Purpose
– The purpose of this paper is to first, test for nonlinearity in Local Indian Exchange Traded Funds (ETFs) listed at NSE, India – NIFTYBEES, JUNIORBEES, BANKBEES, PSUBANKBEES, and INFRABEES – using a battery of nonlinearity tests; second, to ascertain, using both metric and topological approaches, the adequacy of appropriate AR-GARCH models when it comes to capturing all of the nonlinearity in Indian ETFs; and third, to test for chaos in Indian ETFs.

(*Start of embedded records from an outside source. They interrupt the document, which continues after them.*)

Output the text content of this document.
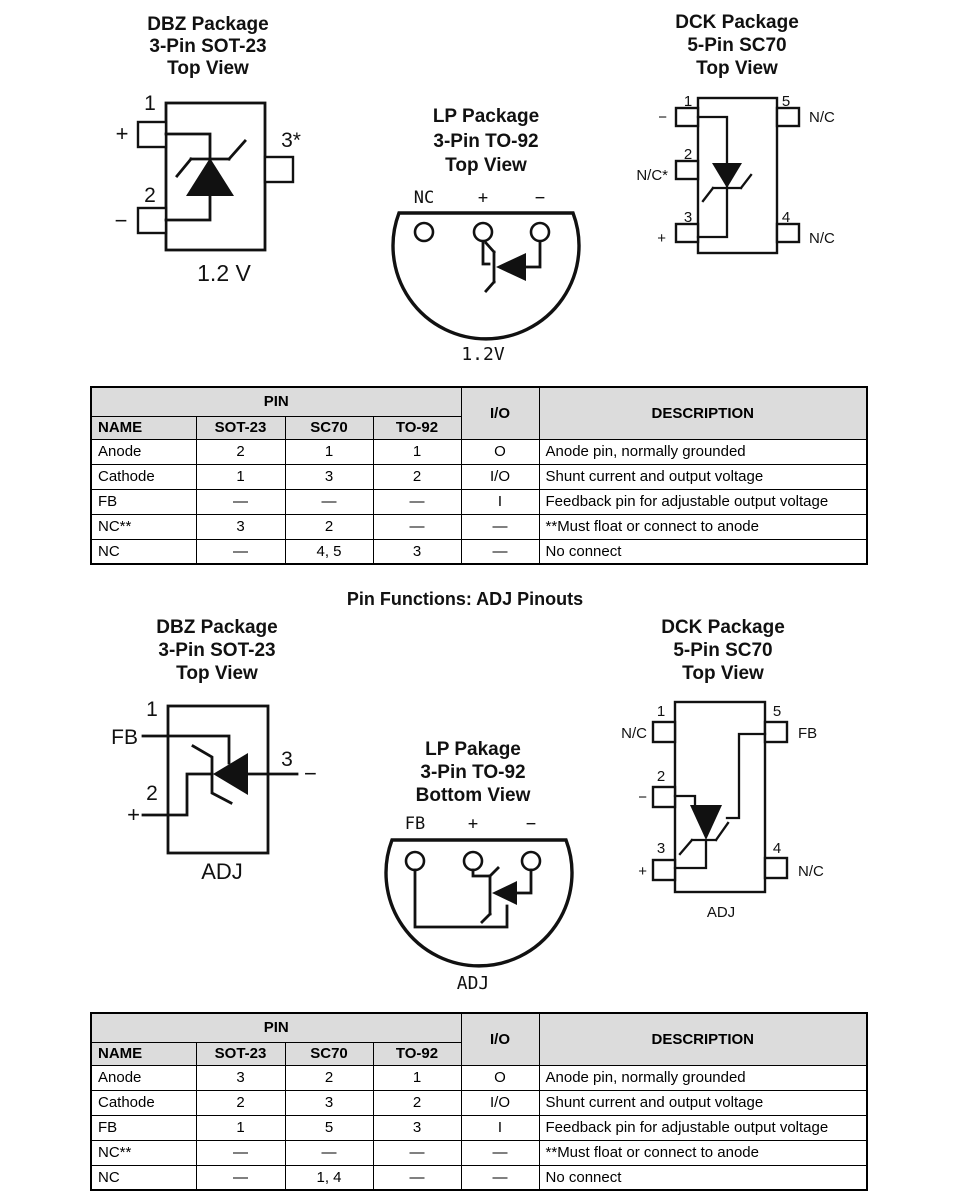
DBZ Package
3-Pin SOT-23
Top View
1
2
+
−
3*
1.2 V
LP Package
3-Pin TO-92
Top View
NC	+	−
1.2V
DCK Package
5-Pin SC70
Top View
1
2
3
5
4
−
N/C*
+
N/C
N/C
Pin Functions: ADJ Pinouts
DBZ Package
3-Pin SOT-23
Top View
1
FB
2
+
3
−
ADJ
LP Pakage
3-Pin TO-92
Bottom View
FB	+	−
ADJ
DCK Package
5-Pin SC70
Top View
1
2
3
5
4
N/C
−
+
FB
N/C
ADJ
PIN				I/O	DESCRIPTION
NAME	SOT-23	SC70	TO-92		
Anode	2	1	1	O	Anode pin, normally grounded
Cathode	1	3	2	I/O	Shunt current and output voltage
FB	—	—	—	I	Feedback pin for adjustable output voltage
NC**	3	2	—	—	**Must float or connect to anode
NC	—	4, 5	3	—	No connect
PIN				I/O	DESCRIPTION
NAME	SOT-23	SC70	TO-92		
Anode	3	2	1	O	Anode pin, normally grounded
Cathode	2	3	2	I/O	Shunt current and output voltage
FB	1	5	3	I	Feedback pin for adjustable output voltage
NC**	—	—	—	—	**Must float or connect to anode
NC	—	1, 4	—	—	No connect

Design/methodology/approach
– To start with, a battery of tests such as and limited to McLeod Li test, Engle's LM test, Tsay F-test, Hinich Bispectrum Test and Hinich Bicorrelation test were employed to test for nonlinearity in Indian ETFs. Subsequently, the nature of nonlinearity in all the ETFs was systematically investigated by subjecting the ETF data sets to a metric (BDS test) and a topological test (close returns tests) at different stages of the model-building process. Finally, Lyapunov Exponent test was employed to test for chaos in Indian ETFs.
Findings
– Test outcomes pertaining to a battery of nonlinearity tests indicate prevalence of nonlinearity amidst all ETFs except for INFRABEES. BDS test outcomes at the different stages of the model-building process indicated high sensitivity of the test outcomes to choice of embedding dimension, threshold value and residual transformations. Close returns test outcomes indicated that, but for BANKBEES, all of the nonlinearity in Indian ETFs could be captured by appropriate GARCH models. Finally, chaos was found to be absent in any of the ETFs considered for this study.
Practical implications
– The collective take-way from this study is threefold in nature. First, in light of the many limitations of the BDS test, topological approaches such as close-returns test offer a better avenue to test for adequacy of AR-GARCH models in explaining the nature of nonlinearity in asset price movements. Second, adequacy of AR-GARCH models in capturing all of the nonlinearity in NIFTYBEES, JUNIORBEES, PSUBANKBEES, and INFRABEES, as indicated by close-returns test findings, is a reflection of multiplicative nature of nonlinearity in these five ETFs. Third, persistence of nonlinearity in AR-GARCH filtered standardized residuals of BANKBEES, coupled with the absence of chaos in any of the ETFs considered for this study, brings to light the possibility of existence of additive nonlinearity in conjunction with multiplicative nonlinearity.
Originality/value
– This is possibly the first study that systematically investigates the nature of nonlinearity in Indian ETFs and ascertains the adequacy of AR-GARCH models when it comes to capturing all of the nonlinearity in Indian ETFs using a topological approach.